Breast cancer is an abnormal growth of cells that line the duct and the lobes of the breasts. Men can also develop breast cancer but this accounts for less than 1% of all cases across the world. All women should be familiar with the known benefits, limitations, and potential harms linked to breast cancer screening. If you are genetically prone to developing breast cancer, it is important to talk to your healthcare team regarding any questions you may have.
Listed below are a few commonly asked questions.
1. What can women do to reduce the risk of breast cancer?
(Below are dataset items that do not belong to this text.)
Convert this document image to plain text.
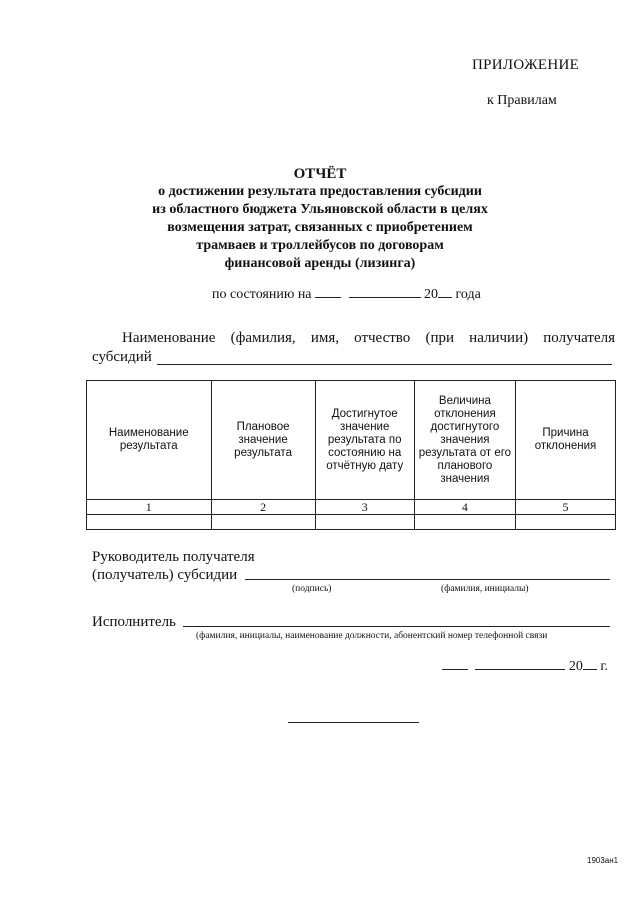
ПРИЛОЖЕНИЕ
к Правилам
ОТЧЁТ
о достижении результата предоставления субсидии
из областного бюджета Ульяновской области в целях
возмещения затрат, связанных с приобретением
трамваев и троллейбусов по договорам
финансовой аренды (лизинга)
по состоянию на	20 года
Наименование (фамилия, имя, отчество (при наличии) получателя
субсидий
Наименование результата	Плановое значение результата	Достигнутое значение результата по состоянию на отчётную дату	Величина отклонения достигнутого значения результата от его планового значения	Причина отклонения
1	2	3	4	5

Руководитель получателя
(получатель) субсидии
(подпись)	(фамилия, инициалы)
Исполнитель
(фамилия, инициалы, наименование должности, абонентский номер телефонной связи
20 г.
1903ан1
Limiting the occurrence of breast cancer includes developing better lifestyle habits. They include limiting or avoiding the use of alcohol and tobacco, controlling one’s weight, being physically active, and breastfeeding when the need arises. Other external factors that one can avoid are the dosage and duration of hormone therapy and avoiding exposure to UV radiation and strong chemicals.
2. How is breast self-examination done?
A self-examination of the breasts can be done once every month, preferably with the aid of a mirror. Your breasts should feel firm and soft when you are lying down or standing. You can use your right hand to feel the left breast and vice-versa. You can use your fingers to move in small vertical and horizontal motions using slight, medium, and firm pressure until you can identify your rib cage without any interference. If you feel lumps, do not panic. Simply report them to your doctor. You may also look for dimpling, puckering or swelling of breasts. If you find a rash or redness that persists for more than 10 days, it indicates that you need to go get it checked. Raise your arms and notice if there are any signs of fluid in the nipples, or discharge other than milk.
3. When should I begin screening for breast cancer?
Screening tests are useful in identifying tumors at an early stage so that the treatment can show positive outcomes. Women with a family history, in particular, should be screened with MRIs and mammograms every year.
According to general screening recommendations, women aged between 40 and 44 should have annual screenings if they wish to do so. Women between ages 45 and 54 should get mammograms every year. Those who are 55 and older should switch to mammograms every two years or continue yearly screening.
4. What about screening for women who are in their 30s, or younger?
The reason that breast cancer in women in their 30s, or younger, does not have recommended guidelines is that the risks of false positives, unnecessary procedures and potential overdiagnosis outweigh the benefits. However, regardless of your age, regular self-examinations are recommended and you should consult your doctors if you notice anything out of the ordinary.
5. How can I cope with my treatment?
There are several cancer support groups, both physically present as well as online forums. It is best advised to search for groups in your locality by checking the newspaper or your local community groups. Onco organizes a cancer support group in Bangalore, called Talk Your Heart Out (TYHO) that gathers diverse cancer fighters and supporters to speak about the many aspects of the disease.